Just a few hours of rains flooded swathes of Delhi, spelling trouble for commuters who remained stuck for hours on water-logged roads.
Pictures and videos of vehicles and people wading through waist-deep water were widely shared on social media.
The rains also crippled electricity supply in many areas.
Civic bodies reported incidents of uprooting of trees in a few areas due to the rains.
A boundary wall of a school in Saket collapsed, damaging several vehicles parked alongside it.
Mahesh Palawat of Skymet Weather, a private forecasting agency, said climate change had led to a change rain pattern.
Earlier, we used to witness continuous light rains over two-three days. Nowadays, the same quantum of rainfall occurs in just 2-3 hours. These extreme events have been taking place across the tropical region since last 10 years," he said.
Experts said the flooding was a result of bad urban planning.

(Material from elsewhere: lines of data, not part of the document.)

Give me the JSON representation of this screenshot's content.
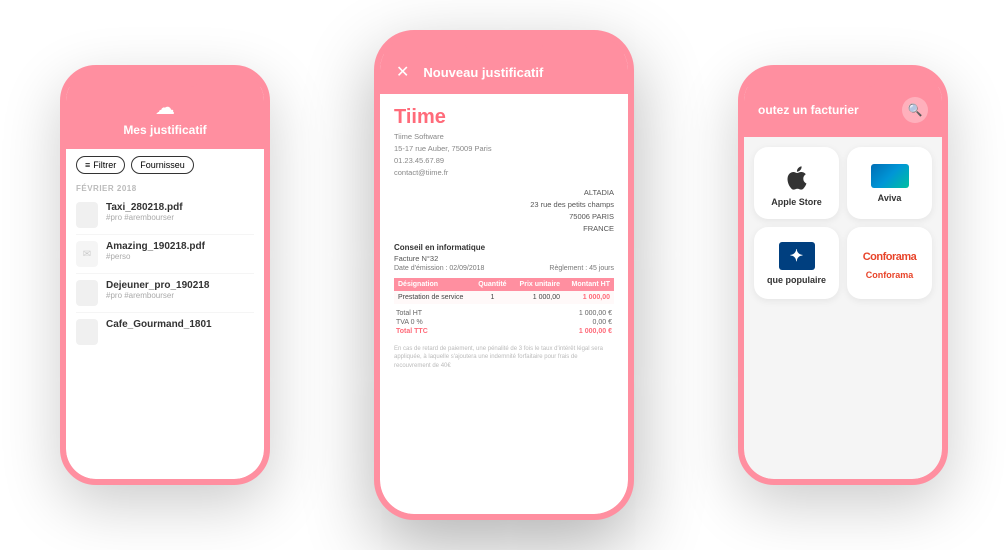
{
  "left_phone": {
    "header_title": "Mes justificatif",
    "cloud_symbol": "☁",
    "filter_label": "Filtrer",
    "supplier_label": "Fournisseu",
    "month": "FÉVRIER 2018",
    "files": [
      {
        "name": "Taxi_280218.pdf",
        "tags": "#pro #arembourser",
        "icon": "doc"
      },
      {
        "name": "Amazing_190218.pdf",
        "tags": "#perso",
        "icon": "envelope"
      },
      {
        "name": "Dejeuner_pro_190218",
        "tags": "#pro #arembourser",
        "icon": "doc"
      },
      {
        "name": "Cafe_Gourmand_1801",
        "tags": "",
        "icon": "doc"
      }
    ]
  },
  "center_phone": {
    "close_symbol": "✕",
    "header_title": "Nouveau justificatif",
    "invoice": {
      "brand": "Tiime",
      "company_line1": "Tiime Software",
      "company_line2": "15-17 rue Auber, 75009 Paris",
      "company_line3": "01.23.45.67.89",
      "company_line4": "contact@tiime.fr",
      "recipient_line1": "ALTADIA",
      "recipient_line2": "23 rue des petits champs",
      "recipient_line3": "75006  PARIS",
      "recipient_line4": "FRANCE",
      "conseil_label": "Conseil en informatique",
      "facture_label": "Facture N°32",
      "date_label": "Date d'émission : 02/09/2018",
      "reglement_label": "Règlement : 45 jours",
      "table_headers": [
        "Désignation",
        "Quantité",
        "Prix unitaire",
        "Montant HT"
      ],
      "table_rows": [
        [
          "Prestation de service",
          "1",
          "1 000,00",
          "1 000,00"
        ]
      ],
      "totals": [
        {
          "label": "Total HT",
          "value": "1 000,00 €"
        },
        {
          "label": "TVA 0 %",
          "value": "0,00 €"
        },
        {
          "label": "Total TTC",
          "value": "1 000,00 €",
          "main": true
        }
      ],
      "footer_note": "En cas de retard de paiement, une pénalité de 3 fois le taux d'intérêt légal sera appliquée, à laquelle s'ajoutera une indemnité forfaitaire pour frais de recouvrement de 40€"
    }
  },
  "right_phone": {
    "header_title": "outez un facturier",
    "search_symbol": "🔍",
    "suppliers": [
      {
        "name": "Apple Store",
        "logo_type": "apple"
      },
      {
        "name": "Aviva",
        "logo_type": "aviva"
      },
      {
        "name": "que populaire",
        "logo_type": "banque"
      },
      {
        "name": "Conforama",
        "logo_type": "conforama"
      }
    ]
  },
  "colors": {
    "pink": "#ff8fa0",
    "pink_dark": "#ff6b7a",
    "white": "#ffffff",
    "text_dark": "#333333",
    "text_light": "#aaaaaa"
  }
}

"Flooding in Indian cities is largely a product of bad urban planning. In Delhi, the Yamuna floodplains have been encroached upon obstructing the natural water flow. Other issues include deforestation, poor drainage system and lack of integrated urban planning," Anjal Prakash, research director, Indian School of Business, Hyderabad, said.
Srivastava said the axis of monsoon will remain close to the national capital till Thursday. Therefore, more rains are likely.
Southwesterly winds from the Arabian Sea and southeasterly winds from the Bay of Bengal are also feeding moisture to the region, he said.
The downpour also reduced the rain deficiency in the capital -- from 13 percent on Monday to 11 percent on Wednesday.
The Safdarjung Observatory has recorded 147.4 mm rainfall against the normal of 165.2 mm in August so far.
Overall, it has recorded 466 mm rainfall, six per cent more than the normal of 441.3 mm since June 1 when the monsoon season starts.